Plenty of Stanhope lads graced my backyard over the years for a game of cricket – my 10th, 13th and even 21st birthday on a Sunday afternoon involved a stoush in the backyard – but my two great rivals growing up were Azza and Willy. They are my two best mates, but when the annual Stanhope Backyard Cricket Association season got under way in mid-December once school finished, friendships were put aside, and on a few occasions almost ended, as we went into battle.
Our preferred format of backyard cricket was to play one-on-one 50-over-a-side matches as we replicated the popular one-day internationals of the ’90s. We would set the date for a game and for a week leading up to a match I would put my curating skills to the test by preparing a top-notch backyard wicket. When I say curating, well, it was simply a case of setting the lawn mower blades as low as possible and mowing a strip about two metres wide, while also giving the pitch a nightly water to ensure the deck had a bit in it for the quicks. The fences formed the side boundaries, but because of our backyard set-up, I needed to create a straight boundary, so for that I used seats and benches to help build a stadium-feel at the WCG – West Cricket Ground. Unfortunately, the seats were rarely occupied – my two younger sisters, Melissa and Rebecca, were never quite prepared to shell out the 20c admission price to watch these titanic backyard struggles.
I would adorn the fences with A4 paper sponsor signs that I had created, and for one particular match devised a scoreboard, but we soon grew tired of updating it after each over and resorted back to the batsmen keeping his own score, which often resulted in many of the confrontations as the batter always had a tendency to add a few extra runs on to his tally.
Before a game – which would always begin at the traditional day-night start time of 2.20pm and with the time-honoured backyard flip of the bat, rather than a coin toss – we would select a country to play as and choose 11 players. Back in the early ’90s the West Indies were the powerhouse of international cricket and always the preferred choice of team to play as in the backyard. The catch with selecting your 11 players was you had to replicate that player. For instance, if you were the West Indies and selected the feared duo of Curtly Ambrose or Courtney Walsh among your 11, you had to bowl off the long run-up, or if you chose to bring on Carl Hooper, you had to bowl off-spin, although, I never could get the ball to turn. Nothing has changed there.

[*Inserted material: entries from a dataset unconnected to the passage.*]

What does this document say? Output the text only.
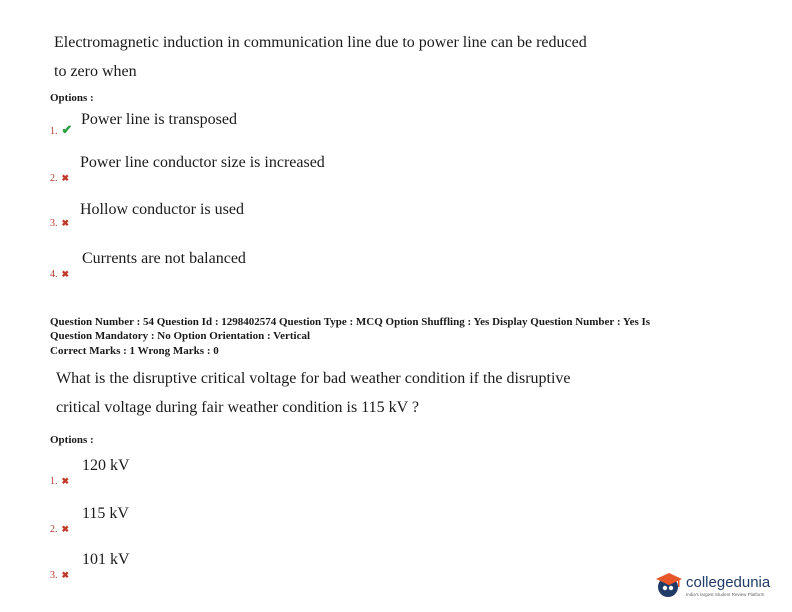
Electromagnetic induction in communication line due to power line can be reduced
to zero when
Options :
1. ✔
Power line is transposed
2. ✖
Power line conductor size is increased
3. ✖
Hollow conductor is used
4. ✖
Currents are not balanced
Question Number : 54 Question Id : 1298402574 Question Type : MCQ Option Shuffling : Yes Display Question Number : Yes Is
Question Mandatory : No Option Orientation : Vertical
Correct Marks : 1 Wrong Marks : 0
What is the disruptive critical voltage for bad weather condition if the disruptive
critical voltage during fair weather condition is 115 kV ?
Options :
1. ✖
120 kV
2. ✖
115 kV
3. ✖
101 kV
collegedunia
India's largest Student Review Platform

Before each match we would create scorebooks, whereby we could keep track of each bowler’s figures and the scores for each batsman. Just like in international 50-over games, each bowler was restricted to 10 overs, and as you can imagine with only one player bowling all 50 overs without a break, the likes of Ambrose and Walsh’s run-ups were considerably shorter when they came back into the attack for their later spells, particularly on those stifling 40 degree days. As for the batting, we were more flexible – if Allan Border or Mark Taylor were at the crease, you weren’t required to bat left-handed. But for batsmen No.9, 10 and 11 in the team, you were forced to bat left-handed in order to ensure they made tail-ender scores. Although, Azza – whose speciality was with the ball – didn’t need to be batting left-handed to make tail-ender scores. He did a good job of that batting right-handed.

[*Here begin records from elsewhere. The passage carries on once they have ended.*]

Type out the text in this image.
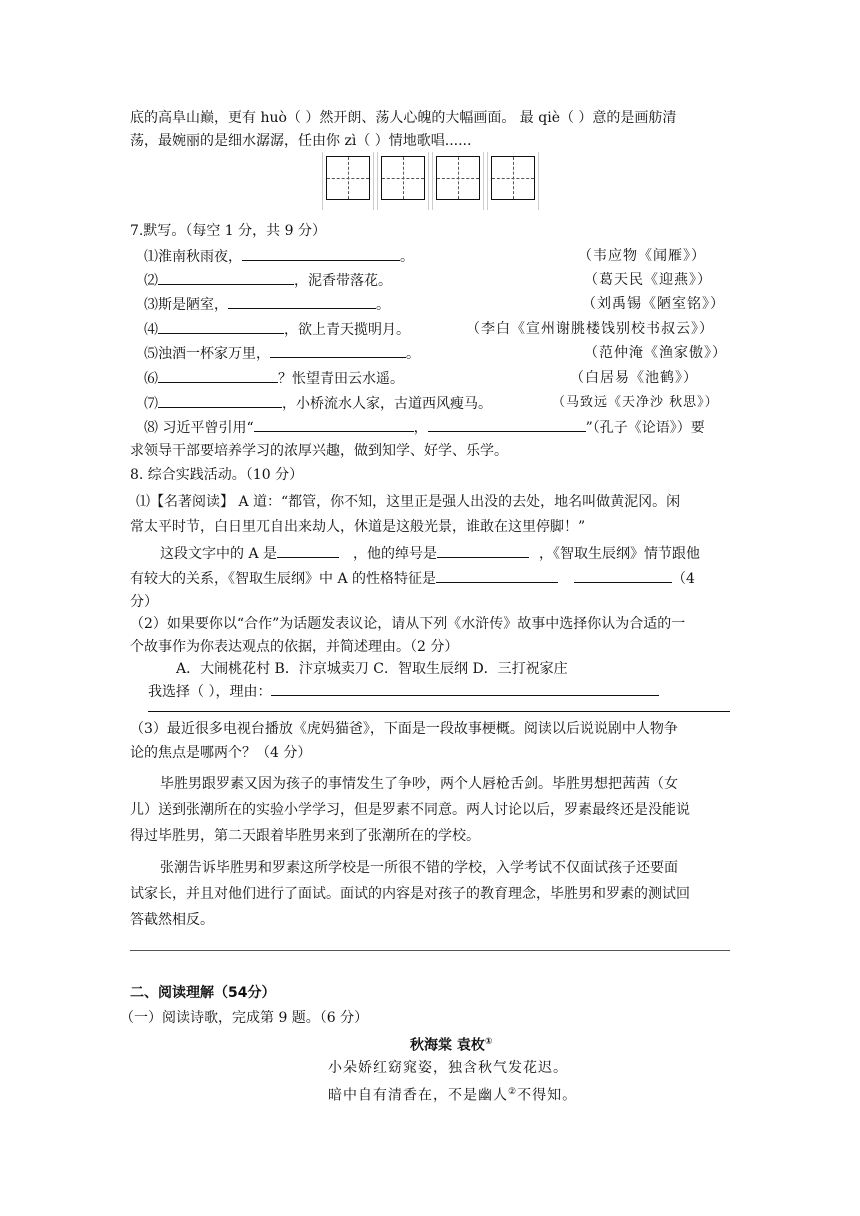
底的高阜山巅，更有 huò（ ）然开朗、荡人心魄的大幅画面。 最 qiè（ ）意的是画舫清
荡，最婉丽的是细水潺潺，任由你 zì（ ）情地歌唱......
7.默写。（每空 1 分，共 9 分）
⑴淮南秋雨夜，	。	（韦应物《闻雁》）
⑵	，泥香带落花。	（葛天民《迎燕》）
⑶斯是陋室，	。	（刘禹锡《陋室铭》）
⑷	，欲上青天揽明月。	（李白《宣州谢朓楼饯别校书叔云》）
⑸浊酒一杯家万里，	。	（范仲淹《渔家傲》）
⑹	？怅望青田云水遥。	（白居易《池鹤》）
⑺	，小桥流水人家，古道西风瘦马。	（马致远《天净沙 秋思》）
⑻ 习近平曾引用“	，	”（孔子《论语》）要
求领导干部要培养学习的浓厚兴趣，做到知学、好学、乐学。
8. 综合实践活动。（10 分）
⑴【名著阅读】 A 道：“都管，你不知，这里正是强人出没的去处，地名叫做黄泥冈。闲
常太平时节，白日里兀自出来劫人，休道是这般光景，谁敢在这里停脚！”
这段文字中的 A 是	，他的绰号是	，《智取生辰纲》情节跟他
有较大的关系，《智取生辰纲》中 A 的性格特征是	（4
分）
（2）如果要你以“合作”为话题发表议论，请从下列《水浒传》故事中选择你认为合适的一
个故事作为你表达观点的依据，并简述理由。（2 分）
A．大闹桃花村 B．汴京城卖刀 C．智取生辰纲 D．三打祝家庄
我选择（ ），理由：
（3）最近很多电视台播放《虎妈猫爸》，下面是一段故事梗概。阅读以后说说剧中人物争
论的焦点是哪两个？（4 分）
毕胜男跟罗素又因为孩子的事情发生了争吵，两个人唇枪舌剑。毕胜男想把茜茜（女
儿）送到张潮所在的实验小学学习，但是罗素不同意。两人讨论以后，罗素最终还是没能说
得过毕胜男，第二天跟着毕胜男来到了张潮所在的学校。
张潮告诉毕胜男和罗素这所学校是一所很不错的学校，入学考试不仅面试孩子还要面
试家长，并且对他们进行了面试。面试的内容是对孩子的教育理念，毕胜男和罗素的测试回
答截然相反。
二、阅读理解（54分）
（一）阅读诗歌，完成第 9 题。（6 分）
秋海棠 袁枚①
小朵娇红窈窕姿，独含秋气发花迟。
暗中自有清香在，不是幽人②不得知。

For the scoring, we took an indoor cricket approach, whereby the batting team was penalised five runs for each wicket lost. Over the course of your 50-over innings, you could make 500 runs, but lose 40 wickets, therefore finishing with a total of 300 – a more than competitive score on the unpredictable nature of the WCG wicket, which was renowned for its bumps and divots. With each wicket that fell, we would record the score and move on to the next batsmen. If, for instance, David Boon batted four times in an innings for scores of 17, 6, -5 and 12, he would go in our backyard record books as having made 30 for that match, while it wasn’t uncommon for a bowler to finish a game with 13 or 14 wickets from his 10 overs. Carl Rackerman once took 17.

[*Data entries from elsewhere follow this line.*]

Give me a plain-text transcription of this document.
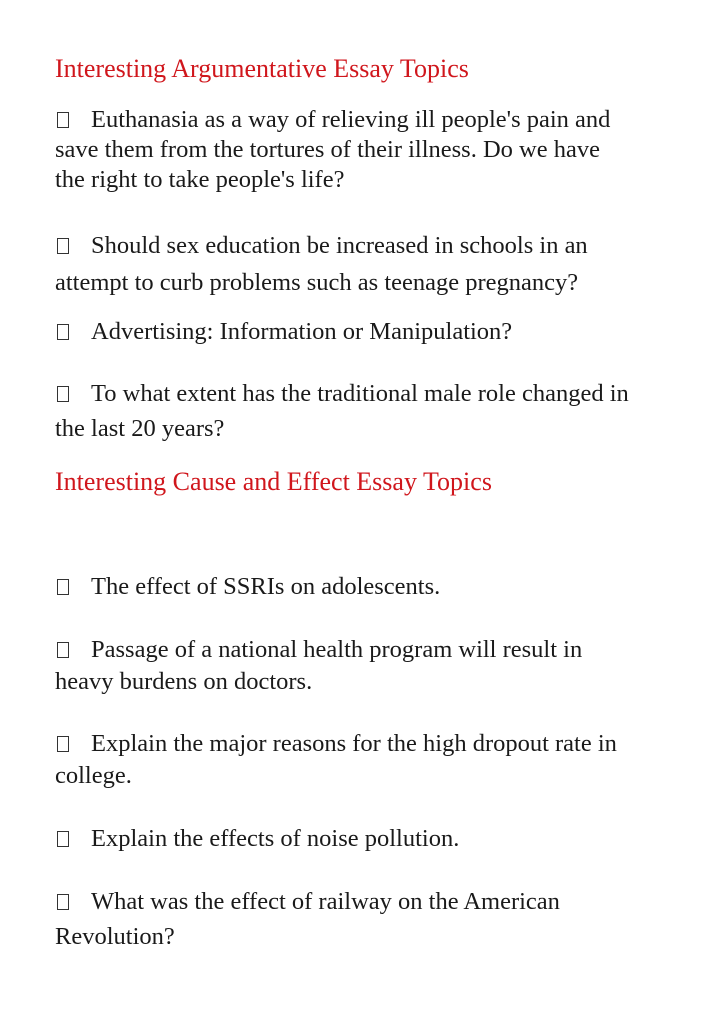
Interesting Argumentative Essay Topics
Euthanasia as a way of relieving ill people's pain and
save them from the tortures of their illness. Do we have
the right to take people's life?
Should sex education be increased in schools in an
attempt to curb problems such as teenage pregnancy?
Advertising: Information or Manipulation?
To what extent has the traditional male role changed in
the last 20 years?
Interesting Cause and Effect Essay Topics
The effect of SSRIs on adolescents.
Passage of a national health program will result in
heavy burdens on doctors.
Explain the major reasons for the high dropout rate in
college.
Explain the effects of noise pollution.
What was the effect of railway on the American
Revolution?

My favourite player was Dean Jones, so I always placed extra emphasis on his wicket when it was his turn to bat. Our record books documented all our backyard games. They are complete with scorecards, man of the match awards, session highlights, and in some cases mock newspaper reports as my introduction to sports reporting. We tried to make it as real as possible. None of this one-hand, one-bounce, tipity, or can’t go out first ball rubbish, it was fair dinkum, aside from the standard backyard cricket rule of no lbw as I could never get dad to stand out in the heat and umpire us for 100 overs. Don’t know why.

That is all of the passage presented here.